Wednesday, October 02, 2013

The Challenge Continues, Day 269: Ezekiel 3-4; Psalm 71; I John 1



Lie On Your Side
We often think of a prophet being sent to the people with a message to proclaim from God as being one of words, arguments and verbal proclamations. Walter Bruggeman, a noted Hebrew Scriptures scholar, has referred to the prophets' works are "eruptive poetry." Sometimes, though, actions wind up speaking louder than words. We saw the fruit of that in God's provocative example of "how it works" in Jeremiah when God commands the prophet to go to the potter's shed and witness the reshaping of a pot flawed in the turning. So it will be with Israel and Judah. That will preach.

Ezekiel received a more elaborate and in many ways more challenging set of commands. He is to build a model of the holy city. Then with other toys fashioned for the purpose, he is to lay siege to it. On top of that, he is to place a iron plate between himself and his collection of miniatures and lie down on his side...for over a year....and then lie down again on his other side....for another 40 days. After that, he is to stretch his arm out against the toy city he is besieging and God will bind him with cords so he can't move until the siege is completed. During that time, he can only eat a proscribed amount of food, a mixture of legumes and grains made into a cake, that is to be baked over a dung fire. God does but him some slack and allows that only cow dung should be used, preserving him from violating the dietary laws.

All this is to be done in a place where, and at a time when, the people can watch. Ezekiel is to make a public spectacle of these actions as signs of God's judgment against Israel and Judah. Ah, the things we do (and often balk at doing) for the sake of God!

I thank God that none of us, to my knowledge, have received such a commandment. All we have to do? According to the first letter of John, we are to proclaim what we have seen and testify to the eternal life with God that has been revealed to us in Christ Jesus. We are to confess our sins, all that we have done (AND left undone!), and to choose fellowship with God and each other over and against isolation and sinful indulgence. Lastly, and this is the kicker...we are told that we are not to deceive ourselves. The good news? God is faithful and just to forgive us and cleanse us from all that we have done wrong, and of the right that we have not done.

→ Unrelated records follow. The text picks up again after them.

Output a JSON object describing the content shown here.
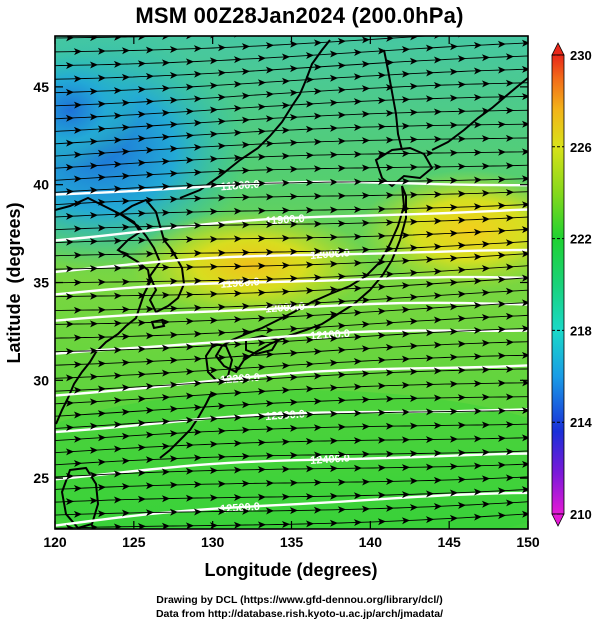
{
  "title": "MSM 00Z28Jan2024 (200.0hPa)",
  "chart_data": {
    "type": "map",
    "xlabel": "Longitude (degrees)",
    "ylabel": "Latitude  (degrees)",
    "xlim": [
      120,
      150
    ],
    "ylim": [
      22.4,
      47.6
    ],
    "xticks": [
      "120",
      "125",
      "130",
      "135",
      "140",
      "145",
      "150"
    ],
    "yticks": [
      "25",
      "30",
      "35",
      "40",
      "45"
    ],
    "colorbar": {
      "min": 210,
      "max": 230,
      "tick_labels": [
        "210",
        "214",
        "218",
        "222",
        "226",
        "230"
      ],
      "colors": [
        "#e41ad6",
        "#7a19d8",
        "#1a2fd8",
        "#1a9ce6",
        "#1ad9c8",
        "#1ad27a",
        "#1fd231",
        "#86d81b",
        "#d9e21a",
        "#f2b41a",
        "#f26a1a",
        "#e8281a"
      ]
    },
    "height_contours": [
      {
        "label": "11800.0",
        "lat_left": 39.5,
        "lat_right": 40.0
      },
      {
        "label": "11900.0",
        "lat_left": 37.2,
        "lat_right": 38.7
      },
      {
        "label": "12000.0",
        "lat_left": 35.6,
        "lat_right": 36.6
      },
      {
        "label": "11900.0",
        "lat_left": 34.4,
        "lat_right": 35.2
      },
      {
        "label": "12000.0",
        "lat_left": 33.0,
        "lat_right": 33.9
      },
      {
        "label": "12100.0",
        "lat_left": 31.3,
        "lat_right": 32.6
      },
      {
        "label": "12200.0",
        "lat_left": 29.2,
        "lat_right": 30.8
      },
      {
        "label": "12300.0",
        "lat_left": 27.4,
        "lat_right": 28.5
      },
      {
        "label": "12400.0",
        "lat_left": 25.0,
        "lat_right": 26.2
      },
      {
        "label": "12500.0",
        "lat_left": 22.6,
        "lat_right": 24.2
      }
    ],
    "grid": false
  },
  "credit_line1": "Drawing by DCL (https://www.gfd-dennou.org/library/dcl/)",
  "credit_line2": "Data from http://database.rish.kyoto-u.ac.jp/arch/jmadata/"
}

At first glance, it would appear that choosing the latter would be more favorable. After all, what one of us would like to lie on one side for 390 days, only to then lie on the other for another 40? I like baked goods...but to eat a cake made only from millet, lentils, barley, beans and spelt that has been roasted over a dung fire for the duration of the time I am commanded to lie on my side? And on spare rations at that? And yet....

And yet, in so many ways, the acceptance of the calling to follow Jesus and do all that John cites in his first chapter of his first letter to the Churches does proffer some of the same rigor. Yes, there is assuredly less physical pain and discomfort in answering this calling, but what is asked of us is the same authentic, whole body and soul response that the prophets ask of us: to be willing to devote ourselves to a life-long service of proclaiming in thought, word and deed the love and grace of new life we all share in through the resurrection of Jesus, and the abiding presence of the one who creates, redeems and sanctifies all things.